When Laybourne formed Oxygen Media in 1998, the Lifetime Network had already been around for more than a decade and was the established leader in the women's category. But Laybourne wanted to challenge female viewers with a funnier, more sophisticated alternative to tearjerkers and stalker movies -- she was interested in what she often calls "smart fun." On an early program called Pure Oxygen, for example, she served up Maya Angelou reading poetry. On Exhale, Candace Bergen interviewed distinguished guests like Hillary Rodham Clinton and architect Frank Gehry in what Bergen once described as "mini courses." Laybourne was also determined to succeed at another first by linking the Oxygen television channel to the Internet, creating a kind of interactive megaportal chock-full of great information for women.

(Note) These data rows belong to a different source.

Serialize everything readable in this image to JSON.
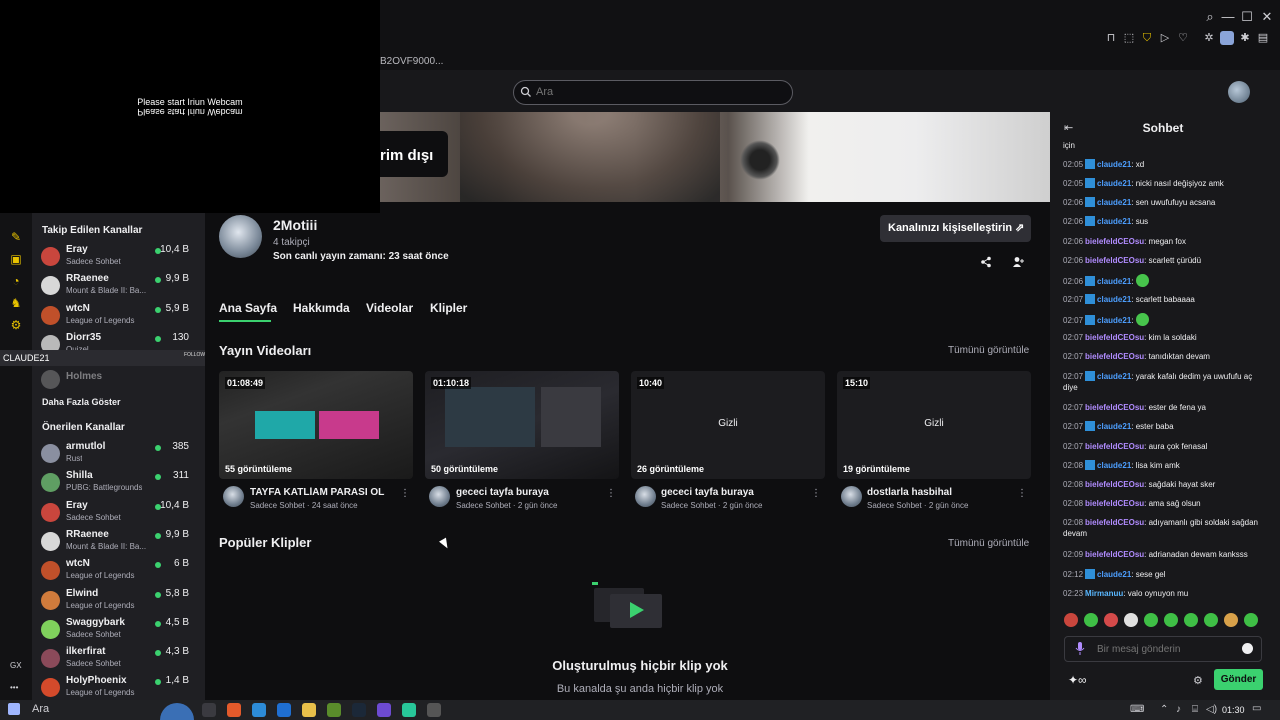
{
  "browser": {
    "url_trail": "B2OVF9000..."
  },
  "webcam": {
    "message": "Please start Iriun Webcam",
    "message_mirrored": "Please start Iriun Webcam"
  },
  "header": {
    "search_placeholder": "Ara"
  },
  "banner": {
    "offline_text": "rim dışı"
  },
  "sidebar": {
    "followed_title": "Takip Edilen Kanallar",
    "followed": [
      {
        "name": "Eray",
        "game": "Sadece Sohbet",
        "viewers": "10,4 B",
        "avatar_color": "#c9463d"
      },
      {
        "name": "RRaenee",
        "game": "Mount & Blade II: Ba...",
        "viewers": "9,9 B",
        "avatar_color": "#d8d8d8"
      },
      {
        "name": "wtcN",
        "game": "League of Legends",
        "viewers": "5,9 B",
        "avatar_color": "#c0502a"
      },
      {
        "name": "Diorr35",
        "game": "Quizel",
        "viewers": "130",
        "avatar_color": "#b9b9b9"
      }
    ],
    "overlay_label": "CLAUDE21",
    "overlay_follow": "FOLLOW",
    "offline_channel": "Holmes",
    "show_more": "Daha Fazla Göster",
    "recommended_title": "Önerilen Kanallar",
    "recommended": [
      {
        "name": "armutlol",
        "game": "Rust",
        "viewers": "385",
        "avatar_color": "#8a8fa0"
      },
      {
        "name": "Shilla",
        "game": "PUBG: Battlegrounds",
        "viewers": "311",
        "avatar_color": "#5f9e63"
      },
      {
        "name": "Eray",
        "game": "Sadece Sohbet",
        "viewers": "10,4 B",
        "avatar_color": "#c9463d"
      },
      {
        "name": "RRaenee",
        "game": "Mount & Blade II: Ba...",
        "viewers": "9,9 B",
        "avatar_color": "#d8d8d8"
      },
      {
        "name": "wtcN",
        "game": "League of Legends",
        "viewers": "6 B",
        "avatar_color": "#c0502a"
      },
      {
        "name": "Elwind",
        "game": "League of Legends",
        "viewers": "5,8 B",
        "avatar_color": "#d07b3c"
      },
      {
        "name": "Swaggybark",
        "game": "Sadece Sohbet",
        "viewers": "4,5 B",
        "avatar_color": "#7fd15c"
      },
      {
        "name": "ilkerfirat",
        "game": "Sadece Sohbet",
        "viewers": "4,3 B",
        "avatar_color": "#8b4a5a"
      },
      {
        "name": "HolyPhoenix",
        "game": "League of Legends",
        "viewers": "1,4 B",
        "avatar_color": "#d44a2b"
      }
    ],
    "gx_label": "GX"
  },
  "channel": {
    "name": "2Motiii",
    "followers": "4 takipçi",
    "last_live": "Son canlı yayın zamanı: 23 saat önce",
    "customize_label": "Kanalınızı kişiselleştirin ⇗"
  },
  "tabs": [
    "Ana Sayfa",
    "Hakkımda",
    "Videolar",
    "Klipler"
  ],
  "videos_section": {
    "title": "Yayın Videoları",
    "see_all": "Tümünü görüntüle"
  },
  "videos": [
    {
      "length": "01:08:49",
      "views": "55 görüntüleme",
      "title": "TAYFA KATLİAM PARASI OL...",
      "meta": "Sadece Sohbet · 24 saat önce",
      "hidden": ""
    },
    {
      "length": "01:10:18",
      "views": "50 görüntüleme",
      "title": "gececi tayfa buraya",
      "meta": "Sadece Sohbet · 2 gün önce",
      "hidden": ""
    },
    {
      "length": "10:40",
      "views": "26 görüntüleme",
      "title": "gececi tayfa buraya",
      "meta": "Sadece Sohbet · 2 gün önce",
      "hidden": "Gizli"
    },
    {
      "length": "15:10",
      "views": "19 görüntüleme",
      "title": "dostlarla hasbihal",
      "meta": "Sadece Sohbet · 2 gün önce",
      "hidden": "Gizli"
    }
  ],
  "clips_section": {
    "title": "Popüler Klipler",
    "see_all": "Tümünü görüntüle",
    "empty_title": "Oluşturulmuş hiçbir klip yok",
    "empty_sub": "Bu kanalda şu anda hiçbir klip yok"
  },
  "chat": {
    "title": "Sohbet",
    "scroll_top_text": "için",
    "messages": [
      {
        "time": "02:05",
        "user": "claude21",
        "text": ": xd",
        "badge": true
      },
      {
        "time": "02:05",
        "user": "claude21",
        "text": ": nicki nasıl değişiyoz amk",
        "badge": true
      },
      {
        "time": "02:06",
        "user": "claude21",
        "text": ": sen uwufufuyu acsana",
        "badge": true
      },
      {
        "time": "02:06",
        "user": "claude21",
        "text": ": sus",
        "badge": true
      },
      {
        "time": "02:06",
        "user": "bielefeldCEOsu",
        "text": ": megan fox",
        "badge": false
      },
      {
        "time": "02:06",
        "user": "bielefeldCEOsu",
        "text": ": scarlett çürüdü",
        "badge": false
      },
      {
        "time": "02:06",
        "user": "claude21",
        "text": ":",
        "badge": true,
        "emote": true
      },
      {
        "time": "02:07",
        "user": "claude21",
        "text": ": scarlett babaaaa",
        "badge": true
      },
      {
        "time": "02:07",
        "user": "claude21",
        "text": ":",
        "badge": true,
        "emote": true
      },
      {
        "time": "02:07",
        "user": "bielefeldCEOsu",
        "text": ": kim la soldaki",
        "badge": false
      },
      {
        "time": "02:07",
        "user": "bielefeldCEOsu",
        "text": ": tanıdıktan devam",
        "badge": false
      },
      {
        "time": "02:07",
        "user": "claude21",
        "text": ": yarak kafalı dedim ya uwufufu aç diye",
        "badge": true
      },
      {
        "time": "02:07",
        "user": "bielefeldCEOsu",
        "text": ": ester de fena ya",
        "badge": false
      },
      {
        "time": "02:07",
        "user": "claude21",
        "text": ": ester baba",
        "badge": true
      },
      {
        "time": "02:07",
        "user": "bielefeldCEOsu",
        "text": ": aura çok fenasal",
        "badge": false
      },
      {
        "time": "02:08",
        "user": "claude21",
        "text": ": lisa kim amk",
        "badge": true
      },
      {
        "time": "02:08",
        "user": "bielefeldCEOsu",
        "text": ": sağdaki hayat sker",
        "badge": false
      },
      {
        "time": "02:08",
        "user": "bielefeldCEOsu",
        "text": ": ama sağ olsun",
        "badge": false
      },
      {
        "time": "02:08",
        "user": "bielefeldCEOsu",
        "text": ": adıyamanlı gibi soldaki sağdan devam",
        "badge": false
      },
      {
        "time": "02:09",
        "user": "bielefeldCEOsu",
        "text": ": adrianadan dewam kanksss",
        "badge": false
      },
      {
        "time": "02:12",
        "user": "claude21",
        "text": ": sese gel",
        "badge": true
      },
      {
        "time": "02:23",
        "user": "Mirmanuu",
        "text": ": valo oynuyon mu",
        "badge": false
      }
    ],
    "input_placeholder": "Bir mesaj gönderin",
    "send_label": "Gönder",
    "points_label": "✦∞"
  },
  "taskbar": {
    "search_label": "Ara",
    "time": "01:30"
  },
  "colors": {
    "accent": "#3bd16f",
    "chat_user_blue": "#4d9fff",
    "chat_user_purple": "#b18cff"
  }
}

After launching its TV channel in early 2000, Oxygen had a hard time getting picked up by cable providers in major cities, and during that year its ambitious Web operation nearly collapsed. Laybourne is not the kind of person who refuses to acknowledge mistakes. "I was totally wrong about how we would get to smart fun," she says. "I thought it would be through the Internet." She blames the website debacle partly on the bankers who advised her. "They said, 'Build it and they will come," she recalls. Anyway, she observes, she never would have gotten so much seed money without the Internet component. "Like everything in life," she says, "it's been a blessing and a curse."

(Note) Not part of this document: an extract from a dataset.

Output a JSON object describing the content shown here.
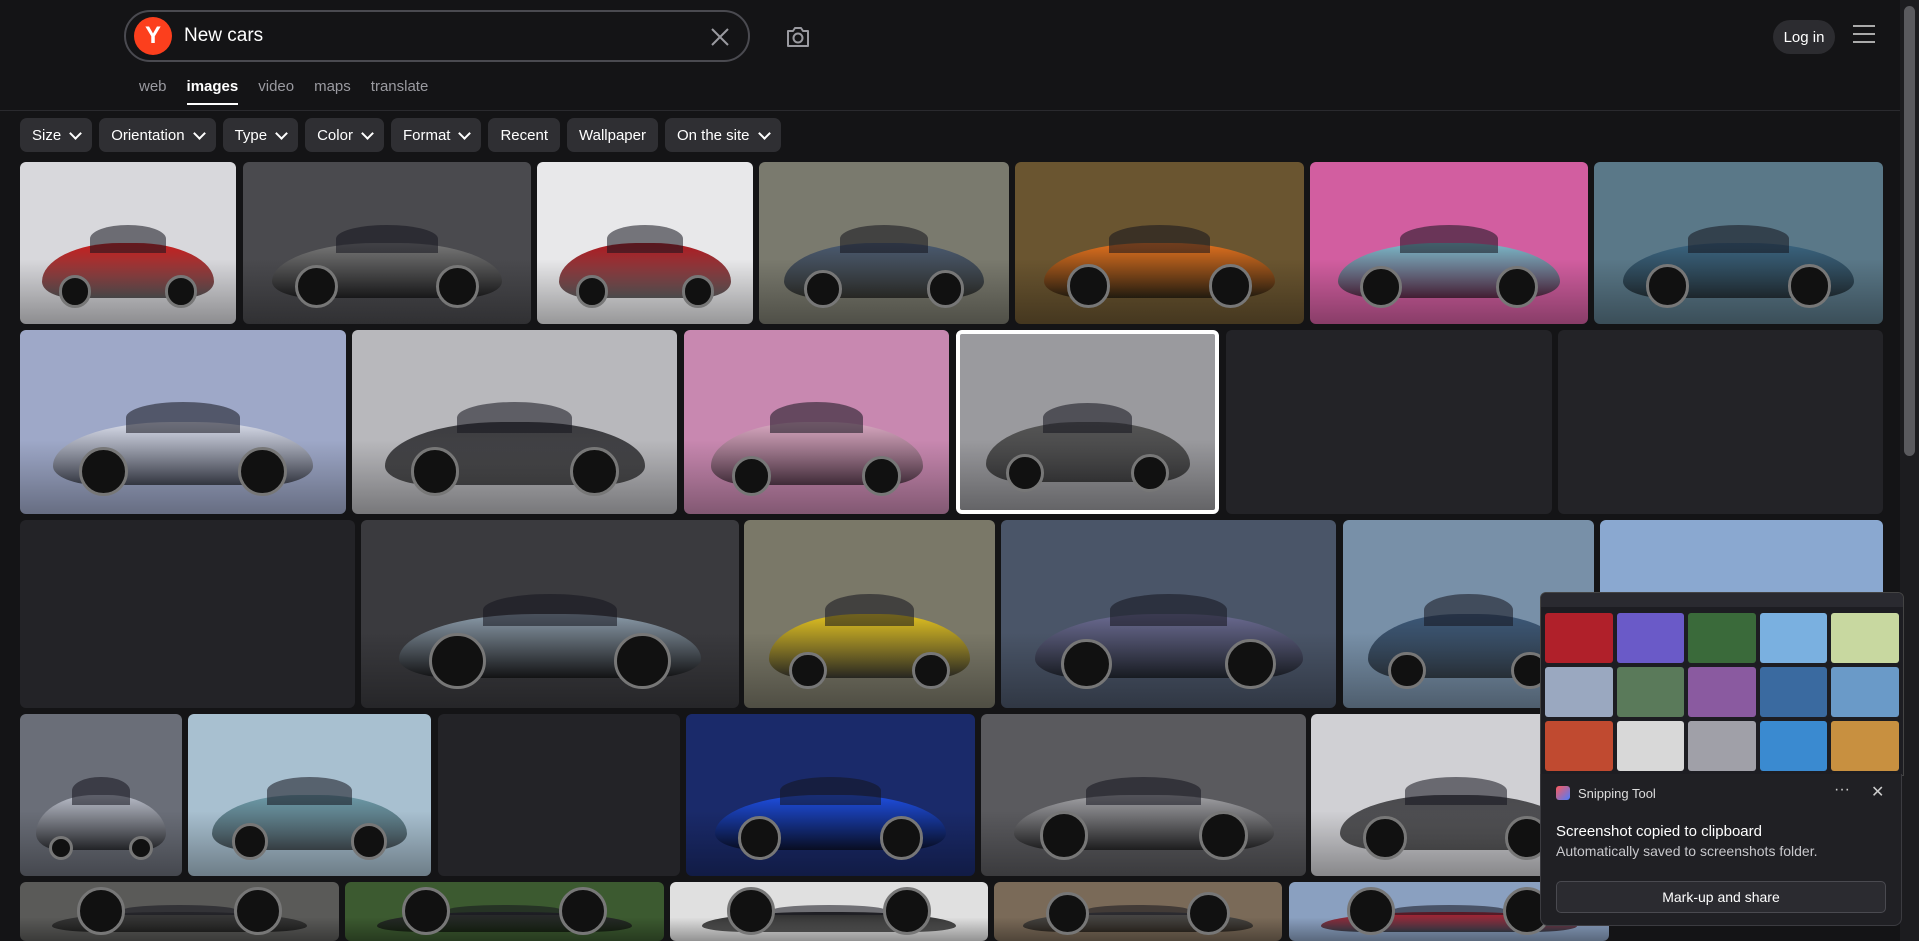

Laybourne describes the past few years as messy but instructive. "You learn a hell of a lot more from a mistake than an early success," she maintains. True, but, as she is starting to find out, success is a lot more fun. Last year, things finally started looking up. In December, the channel reached its original goal of being offered in 50 million of America's 80 million cable-watching homes by 2004. The network finally has a big presence in its hometown. Advertisers are taking notice. Now the trick is getting viewers to tune in.

By the time she founded Oxygen in the late 1990s, Laybourne was a superstar, best known for transforming the Nickelodeon network into must-see TV for kids. In that position, too, it took her a while to come down to the level of her audience. She offered up serious fare like a show about kids' dreams (think Pure Oxygen for eight-year-olds). After seven years of struggle, she came up with a hit. Through extensive research, including focus groups with children, Laybourne and her team discovered that kids loved game shows, from Wheel of Fortune to The Newlywed Game. So they created a game show for kids and by kids. Double Dare, which premiered in 1986, starred armor-clad children racing through obstacle courses and getting covered in green slime. It was brilliant, a vivid contrast to typical product-driven cartoons like My Little Pony and Gummi Bears. It was different, it was new, and it was what kids wanted. Laybourne soon solidified her standing with the launch of Nick at Nite and other hits like Rugrats, a cartoon about a ragtag group of kids out to unravel the mysteries of life, like where the light goes when the refrigerator door is closed.